En septiembre, China dio un paso más hacia el futuro que parece distopía: implementar inteligencia artificial para monitorear transmisiones en vivo, desde plataformas de streaming hasta webcams privadas. La promesa oficial es la de siempre: seguridad digital, prevención de delitos, protección de la juventud. Pero los activistas lo dicen sin rodeos: es censura sofisticada, un Gran Hermano con esteroides.

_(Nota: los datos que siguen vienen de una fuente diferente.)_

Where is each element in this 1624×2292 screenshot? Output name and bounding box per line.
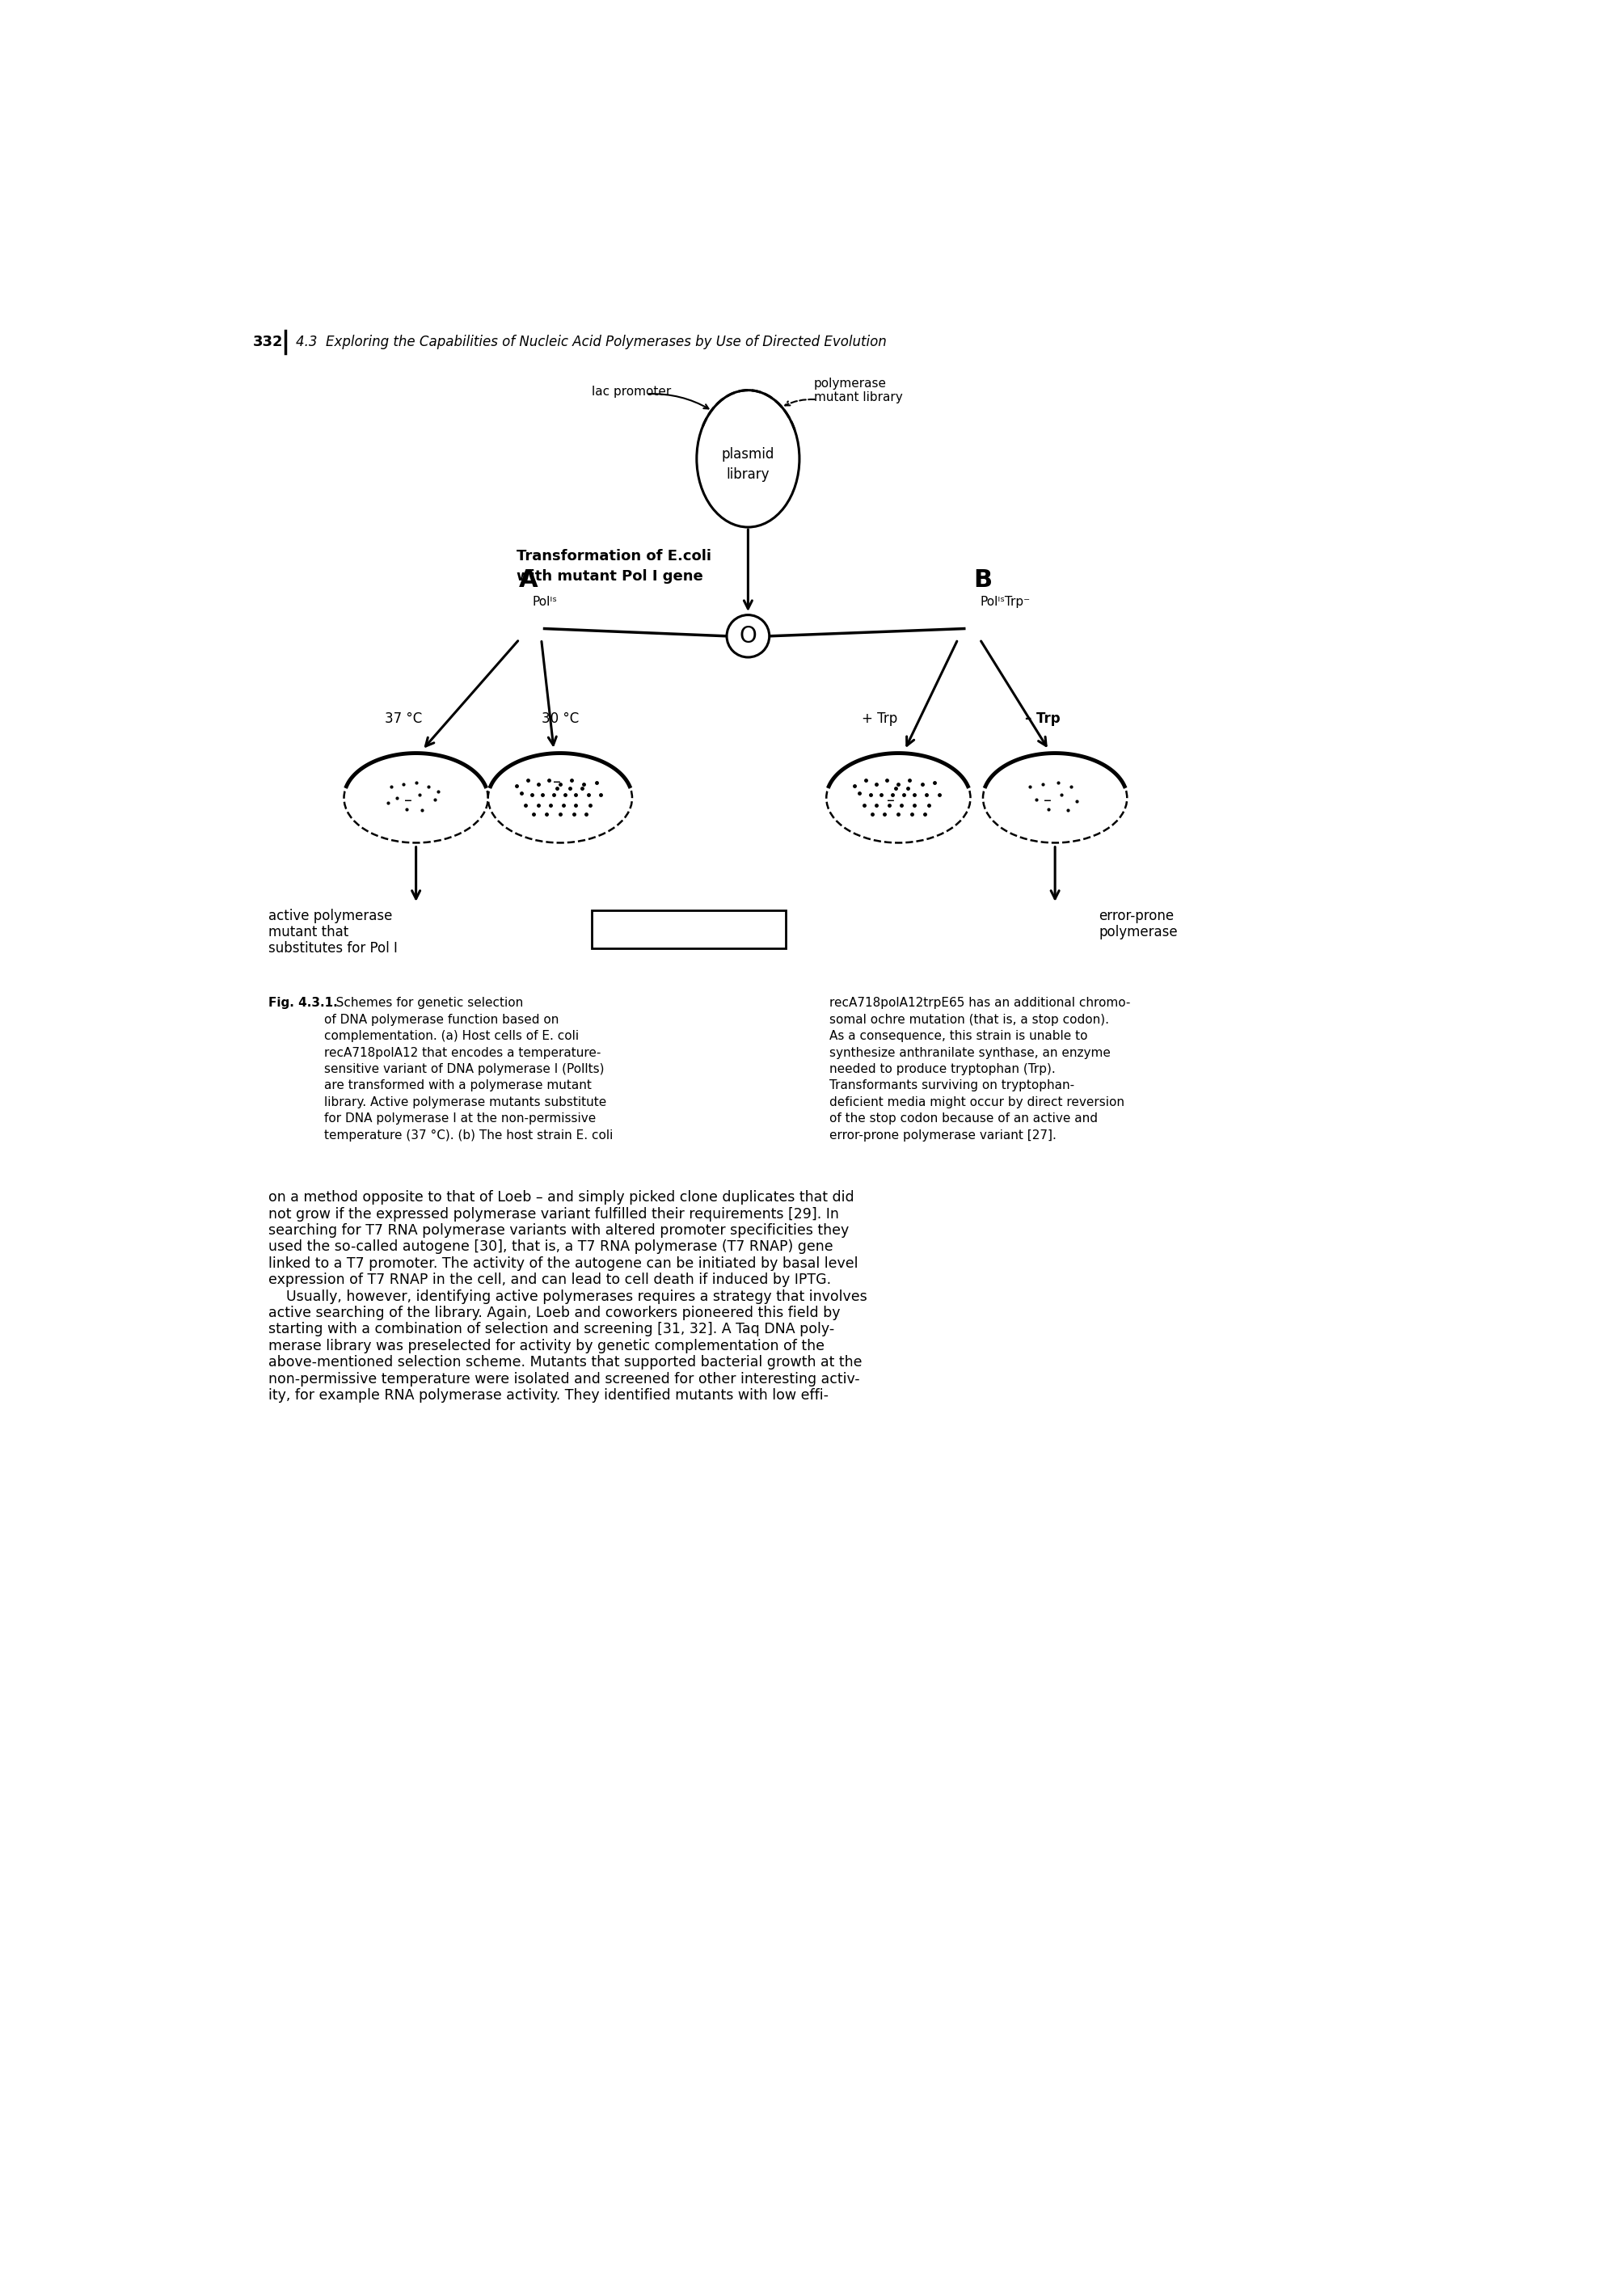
Text: + Trp: + Trp [862, 711, 898, 727]
Text: PolᴵˢTrp⁻: PolᴵˢTrp⁻ [979, 596, 1030, 607]
Text: –: – [552, 775, 560, 791]
Text: linked to a T7 promoter. The activity of the autogene can be initiated by basal : linked to a T7 promoter. The activity of… [270, 1256, 859, 1270]
Text: 4.3  Exploring the Capabilities of Nucleic Acid Polymerases by Use of Directed E: 4.3 Exploring the Capabilities of Nuclei… [296, 335, 887, 351]
Text: Complementation: Complementation [619, 921, 758, 937]
FancyBboxPatch shape [591, 910, 786, 949]
Text: plasmid: plasmid [721, 447, 775, 463]
Text: mutant library: mutant library [814, 392, 903, 403]
Text: –: – [404, 793, 412, 809]
Text: 332: 332 [253, 335, 283, 351]
Ellipse shape [726, 614, 770, 658]
Text: not grow if the expressed polymerase variant fulfilled their requirements [29]. : not grow if the expressed polymerase var… [270, 1206, 840, 1222]
Text: above-mentioned selection scheme. Mutants that supported bacterial growth at the: above-mentioned selection scheme. Mutant… [270, 1355, 862, 1371]
Text: merase library was preselected for activity by genetic complementation of the: merase library was preselected for activ… [270, 1339, 825, 1352]
Text: A: A [520, 568, 538, 591]
Ellipse shape [489, 754, 632, 843]
Text: mutant that: mutant that [270, 926, 349, 940]
Text: Schemes for genetic selection
of DNA polymerase function based on
complementatio: Schemes for genetic selection of DNA pol… [323, 997, 612, 1141]
Text: non-permissive temperature were isolated and screened for other interesting acti: non-permissive temperature were isolated… [270, 1371, 861, 1387]
Text: –: – [887, 793, 895, 809]
Text: O: O [739, 626, 757, 646]
Text: polymerase: polymerase [814, 378, 887, 390]
Text: on a method opposite to that of Loeb – and simply picked clone duplicates that d: on a method opposite to that of Loeb – a… [270, 1190, 854, 1206]
Text: B: B [974, 568, 992, 591]
Ellipse shape [344, 754, 489, 843]
Text: searching for T7 RNA polymerase variants with altered promoter specificities the: searching for T7 RNA polymerase variants… [270, 1224, 849, 1238]
Text: polymerase: polymerase [1099, 926, 1177, 940]
Text: starting with a combination of selection and screening [31, 32]. A Taq DNA poly-: starting with a combination of selection… [270, 1322, 835, 1336]
Text: Usually, however, identifying active polymerases requires a strategy that involv: Usually, however, identifying active pol… [270, 1288, 867, 1304]
Text: – Trp: – Trp [1025, 711, 1060, 727]
Text: Transformation of E.coli: Transformation of E.coli [516, 550, 711, 564]
Text: library: library [726, 468, 770, 481]
Text: error-prone: error-prone [1099, 908, 1174, 924]
Text: active searching of the library. Again, Loeb and coworkers pioneered this field : active searching of the library. Again, … [270, 1306, 841, 1320]
Text: used the so-called autogene [30], that is, a T7 RNA polymerase (T7 RNAP) gene: used the so-called autogene [30], that i… [270, 1240, 833, 1254]
Text: recA718polA12trpE65 has an additional chromo-
somal ochre mutation (that is, a s: recA718polA12trpE65 has an additional ch… [830, 997, 1130, 1141]
Text: 30 °C: 30 °C [541, 711, 578, 727]
Text: Polᴵˢ: Polᴵˢ [533, 596, 557, 607]
Ellipse shape [697, 390, 799, 527]
Ellipse shape [827, 754, 971, 843]
Text: –: – [1044, 793, 1051, 809]
Text: expression of T7 RNAP in the cell, and can lead to cell death if induced by IPTG: expression of T7 RNAP in the cell, and c… [270, 1272, 831, 1288]
Ellipse shape [983, 754, 1127, 843]
Text: 37 °C: 37 °C [385, 711, 422, 727]
Text: lac promoter: lac promoter [591, 385, 671, 399]
Text: substitutes for Pol I: substitutes for Pol I [270, 942, 398, 956]
Text: Fig. 4.3.1.: Fig. 4.3.1. [270, 997, 338, 1008]
Text: ity, for example RNA polymerase activity. They identified mutants with low effi-: ity, for example RNA polymerase activity… [270, 1389, 828, 1403]
Text: with mutant Pol I gene: with mutant Pol I gene [516, 568, 703, 584]
Text: active polymerase: active polymerase [270, 908, 393, 924]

El sistema funciona como un ojo invisible que analiza cada gesto, cada palabra y cada movimiento en tiempo real, buscando señales de “conducta inapropiada”. El problema es obvio: ¿quién decide qué es inapropiado? Lo que comienza como una cruzada contra la pornografía puede terminar en un filtro que castiga la disidencia, el arte, la protesta o, simplemente, la diversión sin permisos estatales.
La paradoja es brutal. En un país con millones de usuarios de streaming, el entretenimiento digital se ha vuelto un espacio de libertad relativa… hasta que la IA decida lo contrario. El placer de mirar y ser mirado se convierte, de repente, en un campo minado.
El futuro del streaming bajo vigilancia estatal no es solo un asunto de China. Es un espejo incómodo para el resto del mundo, donde gobiernos y corporaciones también sueñan con regular lo íntimo. La pregunta es: ¿cuánto falta para que nuestra webcam deje de ser nuestra y se convierta en un ojo más del sistema?